I Would Do It All Again - A Patient's Journey In Physical Therapy
I had been uncomfortable for about three years before I decided to have my hip replaced. At first I only experienced a stiffness after a long bike ride or run but later, it became an ache and then a sharp pain when simply walking up a flight of stairs. At that point, I couldn’t sleep through the night without feeling a constant burning deep in the joint and whether standing or sitting, I just couldn’t get comfortable. It was so strange to think that only a few years earlier, I was climbing Camel’s Hump twice a week but now found myself struggling to simply take a slow, one-mile walk on flat ground.
Although I never really got a definitive answer from my surgeon as to why one hip was perfectly fine while the other was worn down to bone on bone, I believe that my deteriorated hip was a result of eleven years of competitive figure skating. With my landing leg, and therefore left hip, routinely absorbing crushing falls up to sixty times per day and forces up to eight times my body weight when a jump was landed, there should have been no surprise that I would someday need a new hip.

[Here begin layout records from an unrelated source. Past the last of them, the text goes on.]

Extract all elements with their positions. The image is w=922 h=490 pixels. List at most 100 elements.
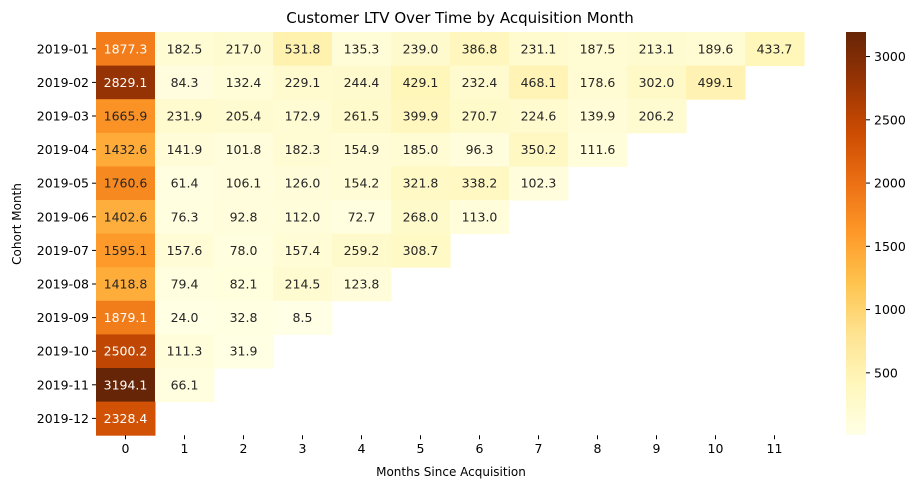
cell-value-label: 101.8 bbox=[226, 142, 262, 157]
cell-value-label: 111.3 bbox=[167, 344, 203, 359]
heatmap-cell bbox=[96, 65, 156, 100]
cell-value-label: 231.1 bbox=[521, 41, 557, 56]
colorbar-tick-label: 500 bbox=[874, 365, 898, 380]
cell-value-label: 429.1 bbox=[403, 75, 439, 90]
cell-value-label: 189.6 bbox=[698, 41, 734, 56]
heatmap-cell bbox=[214, 334, 274, 369]
cell-value-label: 78.0 bbox=[230, 243, 258, 258]
heatmap-cell bbox=[96, 401, 156, 436]
cell-value-label: 261.5 bbox=[344, 109, 380, 124]
heatmap-cell bbox=[214, 200, 274, 235]
y-tick-label: 2019-12 bbox=[37, 411, 89, 426]
heatmap-cell bbox=[155, 300, 215, 335]
heatmap-cell bbox=[96, 99, 156, 134]
cell-value-label: 1879.1 bbox=[104, 310, 148, 325]
heatmap-cell bbox=[568, 99, 628, 134]
cell-value-label: 1432.6 bbox=[104, 142, 148, 157]
heatmap-cell bbox=[627, 65, 687, 100]
heatmap-cell bbox=[155, 32, 215, 67]
heatmap-cell bbox=[509, 166, 569, 201]
cell-value-label: 224.6 bbox=[521, 109, 557, 124]
cell-value-label: 24.0 bbox=[171, 310, 199, 325]
cell-value-label: 232.4 bbox=[462, 75, 498, 90]
heatmap-cell bbox=[509, 99, 569, 134]
cell-value-label: 2328.4 bbox=[104, 411, 148, 426]
heatmap-cell bbox=[391, 233, 451, 268]
heatmap-cell bbox=[391, 132, 451, 167]
heatmap-cell bbox=[214, 65, 274, 100]
cell-value-label: 213.1 bbox=[639, 41, 675, 56]
heatmap-cell bbox=[450, 32, 510, 67]
heatmap-cell bbox=[96, 233, 156, 268]
heatmap-cell bbox=[391, 32, 451, 67]
cell-value-label: 66.1 bbox=[171, 377, 199, 392]
x-tick-label: 3 bbox=[299, 441, 307, 456]
heatmap-cell bbox=[214, 166, 274, 201]
heatmap-cell bbox=[450, 99, 510, 134]
heatmap-cell bbox=[568, 132, 628, 167]
y-axis-label: Cohort Month bbox=[10, 183, 24, 265]
heatmap-cell bbox=[273, 267, 333, 302]
heatmap-cell bbox=[273, 200, 333, 235]
heatmap-cell bbox=[214, 300, 274, 335]
x-tick-label: 2 bbox=[240, 441, 248, 456]
x-axis-label: Months Since Acquisition bbox=[376, 465, 526, 479]
heatmap-cell bbox=[568, 65, 628, 100]
cell-value-label: 239.0 bbox=[403, 41, 439, 56]
heatmap-cell bbox=[745, 32, 805, 67]
cell-value-label: 79.4 bbox=[171, 277, 199, 292]
colorbar-tick-label: 1000 bbox=[874, 302, 906, 317]
heatmap-cell bbox=[155, 200, 215, 235]
cell-value-label: 96.3 bbox=[466, 142, 494, 157]
cell-value-label: 321.8 bbox=[403, 176, 439, 191]
colorbar-ticks: 500 1000 1500 2000 2500 3000 bbox=[866, 49, 906, 380]
heatmap-cell bbox=[155, 233, 215, 268]
cell-value-label: 2500.2 bbox=[104, 344, 148, 359]
cell-value-label: 187.5 bbox=[580, 41, 616, 56]
heatmap-cell bbox=[627, 99, 687, 134]
cell-value-label: 499.1 bbox=[698, 75, 734, 90]
heatmap-cell bbox=[96, 368, 156, 403]
cell-value-label: 112.0 bbox=[285, 209, 321, 224]
cell-value-label: 92.8 bbox=[230, 209, 258, 224]
heatmap-cell bbox=[332, 99, 392, 134]
cell-value-label: 102.3 bbox=[521, 176, 557, 191]
heatmap-cell bbox=[450, 65, 510, 100]
cell-value-label: 3194.1 bbox=[104, 377, 148, 392]
heatmap-cell bbox=[509, 32, 569, 67]
heatmap-cell bbox=[155, 267, 215, 302]
cell-value-label: 268.0 bbox=[403, 209, 439, 224]
cell-value-label: 1665.9 bbox=[104, 109, 148, 124]
cell-value-label: 214.5 bbox=[285, 277, 321, 292]
cell-value-label: 308.7 bbox=[403, 243, 439, 258]
y-tick-label: 2019-01 bbox=[37, 41, 89, 56]
cell-value-label: 206.2 bbox=[639, 109, 675, 124]
cell-value-label: 126.0 bbox=[285, 176, 321, 191]
cell-value-label: 132.4 bbox=[226, 75, 262, 90]
cell-value-label: 270.7 bbox=[462, 109, 498, 124]
heatmap-cell bbox=[273, 233, 333, 268]
cell-value-label: 32.8 bbox=[230, 310, 258, 325]
heatmap-cell bbox=[332, 132, 392, 167]
cell-value-label: 1595.1 bbox=[104, 243, 148, 258]
heatmap-cell bbox=[332, 267, 392, 302]
heatmap-cell bbox=[273, 166, 333, 201]
x-tick-label: 7 bbox=[535, 441, 543, 456]
cell-value-label: 76.3 bbox=[171, 209, 199, 224]
cell-value-label: 468.1 bbox=[521, 75, 557, 90]
heatmap-cell bbox=[214, 99, 274, 134]
cell-value-label: 31.9 bbox=[230, 344, 258, 359]
cell-value-label: 72.7 bbox=[348, 209, 376, 224]
colorbar-tick-label: 3000 bbox=[874, 49, 906, 64]
heatmap-cell bbox=[450, 200, 510, 235]
heatmap-cell bbox=[450, 166, 510, 201]
heatmap-cell bbox=[96, 32, 156, 67]
cell-value-label: 259.2 bbox=[344, 243, 380, 258]
y-tick-label: 2019-07 bbox=[37, 243, 89, 258]
heatmap-cell bbox=[332, 166, 392, 201]
heatmap-cell bbox=[214, 32, 274, 67]
heatmap-cell bbox=[96, 200, 156, 235]
heatmap-cell bbox=[96, 300, 156, 335]
heatmap-cell bbox=[155, 334, 215, 369]
heatmap-cells: 1877.3 182.5 217.0 531.8 135.3 239.0 386.8 231.… bbox=[96, 32, 805, 436]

The years leading up to my decision were challenging because I didn’t want to give up or give in and I thought I was too young to have the procedure. “What if it doesn’t last? What if I have to have it done a second time?” Years went by while the pain was increasing, but I continued to skate, run, ski and cycle while hoping that it wouldn’t get worse. But one day it did.
It was July, 2013 and I was in Ann Arbor with one of my daughters, walking across and around the enormous Michigan campus. My hip hurt like it always did, but something had changed. I was slower and it hurt just to simply put one foot in front of the other. I had developed a limp and it was one that was starting to trigger knee and back pain. I remember hating the pain but what I remember even more was being disappointed that I couldn’t walk the campus with my soon to be freshman daughter. I was going to leave my girl in Ann Arbor for four years and I couldn’t explore it with her. It was then that I knew that I needed a new hip. I was told that it would happen this way. I was told that I would finally be tired of hurting and would “Cry Uncle” and so the day I returned home from Michigan, I scheduled my surgery for that December. I will share here that I literally skipped into the hospital that winter morning because I couldn’t wait to get started. I was ready!
The procedure went well and I was home within a matter of days. I don’t remember a lot about the first post-operative week but I do recall needing to be very careful to keep track of my medications by writing everything down. Because I had to take blood thinners for a month after the surgery, I had to know exactly what I took and when I took it. I share this important detail because I thought I would be able to remember when and if I had taken my Warfarin but pain and the fatigue that accompanies healing is distracting. During the first week at home, I found myself counting my medications to determine whether or not I had taken any. I learned quickly to just write it down the minute it was in my mouth.
After a few weeks of home physical therapy and visits from home healthcare nurses, I was discharged to outpatient PT and that is when I discovered the gift that is PT360. My first meetings with Erin and Julie put me at ease and gave me the insight, confidence and direction that was necessary to recover safely.
I learned quickly that healing is hard work, both physically and mentally. Attending all appointments and doing my exercises exactly as prescribed was going to be the easy part for me. I knew from my life as a competitive skater that physical work is necessary to gain strength and stamina but I had little knowledge about how to recover from a total hip replacement. I was really tired all of the time and my incision was sore, itchy and oddly, numb. Regular PT visits to massage scar tissue, learn to move more normally again and to enjoy wonderfully healing sessions in the pool, not only made me stronger but it set me up for success long before my new hip had finished healing.
I’ve often heard people say that they don’t believe that Physical Therapy works but I believe that this opinion is often used as an excuse as to why those people don’t keep appointments or do their exercises at home. I get it, it’s hard work and it can hurt and it takes time but the knowledge and expertise held by the entire team at PT360 goes beyond science and exercise. Not only are they masters of physiology and healing, they understand that success involves commitment, care and the building of a relationship. Knowing when to push and when to slow down can be tricky but I never had to worry because my therapists did that for me. I trusted that I would never be alone in my recovery and that at every turn they would be there for me.
In the end, I had great success because I had a great surgeon who got me through part one but it is the team responsible for part two, my physical therapy team, who are responsible for who I am now. I now hike and cycle and roam the Michigan campus with my daughter who is STILL there as a medical student but most importantly, I don’t worry about what I can or can’t do. I just do what I want because I forget every day that I have a prosthetic hip.